My book had included an extended analogy between the way that ant colonies organize themselves into robust communities and the unplanned, bottom-up way that city neighborhoods form. Ants secrete pheromones as a way of communicating with other ants that they stumble across in their meanderings; out of those multiple interactions, the broader unit of the colony takes shape. As Jacobs observed more than forty years ago, something equivalent happens in successful city neighborhoods, which rely on the chance interactions of sidewalk life to create the magic of city living. Jacobs’ vision was an implicit critique of the automobile-centric city, where the channels of communication were necessarily limited by the speed of highway traffic, where the only chance encounters were car accidents. Pedestrian-centric cities, on the other hand, broadened the channels linking people, making the city into a web of connections rather than a space of isolated units, each trapped in their own solitary vehicle.

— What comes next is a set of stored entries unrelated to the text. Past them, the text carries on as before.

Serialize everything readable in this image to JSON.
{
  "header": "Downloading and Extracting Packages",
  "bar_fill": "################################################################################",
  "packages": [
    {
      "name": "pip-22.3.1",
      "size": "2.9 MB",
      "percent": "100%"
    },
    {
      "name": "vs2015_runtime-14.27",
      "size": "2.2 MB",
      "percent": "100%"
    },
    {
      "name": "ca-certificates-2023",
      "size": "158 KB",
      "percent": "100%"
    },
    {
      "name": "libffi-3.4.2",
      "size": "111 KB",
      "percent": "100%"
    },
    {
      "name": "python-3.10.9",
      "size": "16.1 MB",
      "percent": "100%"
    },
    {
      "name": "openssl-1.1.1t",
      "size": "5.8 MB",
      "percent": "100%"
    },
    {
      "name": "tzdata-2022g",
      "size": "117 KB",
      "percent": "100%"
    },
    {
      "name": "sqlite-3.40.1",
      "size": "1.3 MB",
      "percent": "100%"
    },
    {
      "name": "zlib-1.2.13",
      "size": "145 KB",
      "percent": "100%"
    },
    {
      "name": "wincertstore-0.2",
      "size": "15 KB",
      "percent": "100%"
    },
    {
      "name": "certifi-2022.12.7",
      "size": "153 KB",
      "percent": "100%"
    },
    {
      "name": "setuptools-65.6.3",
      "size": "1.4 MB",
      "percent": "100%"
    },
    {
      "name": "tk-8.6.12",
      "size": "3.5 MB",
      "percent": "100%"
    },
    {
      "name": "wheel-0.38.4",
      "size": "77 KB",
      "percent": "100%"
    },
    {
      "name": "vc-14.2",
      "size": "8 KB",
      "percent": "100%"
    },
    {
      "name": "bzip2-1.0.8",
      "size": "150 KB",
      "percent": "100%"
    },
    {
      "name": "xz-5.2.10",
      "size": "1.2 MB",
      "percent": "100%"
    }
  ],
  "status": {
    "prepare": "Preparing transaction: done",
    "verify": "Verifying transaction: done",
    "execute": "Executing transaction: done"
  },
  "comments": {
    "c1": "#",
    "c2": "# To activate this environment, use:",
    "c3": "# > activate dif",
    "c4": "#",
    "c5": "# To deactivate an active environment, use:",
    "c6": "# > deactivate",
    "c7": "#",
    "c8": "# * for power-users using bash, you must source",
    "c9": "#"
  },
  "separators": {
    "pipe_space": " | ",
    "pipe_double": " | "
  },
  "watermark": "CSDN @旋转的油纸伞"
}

But after we moved to Brooklyn, I started to think that maybe there was something even better than the pedestrian-centric city: the stroller-centric city. Kids made the sidewalks more lively and humane spaces, but they did something else as well: they spread the pheromones more thickly; they made connections happen between strangers who otherwise wouldn’t have reached out to one another. The addition of our children transformed our sidewalk promenades. Strangers suddenly had a reason to talk to us, and I had a reason to talk to them. Before long, we stopped being strangers.
The beautiful truth of urban parenting is that it flows against the current of traditional cliches about parenting in the suburbs: rather than pulling you into an ever-tighter circle of close friends and family, making you a prisoner of the rec room and the back yard, having a child in the city makes you more interwoven in the fabric of that exposed, public life. Children help create a city where diversity is not just a slogan, where encountering difference is not just a grad school seminar topic. Children make our shared spaces – our sidewalks and elevators, our stoops and laundromats – into places where you can finally get to know your neighbors, after trading glances for all these years. They widen the net.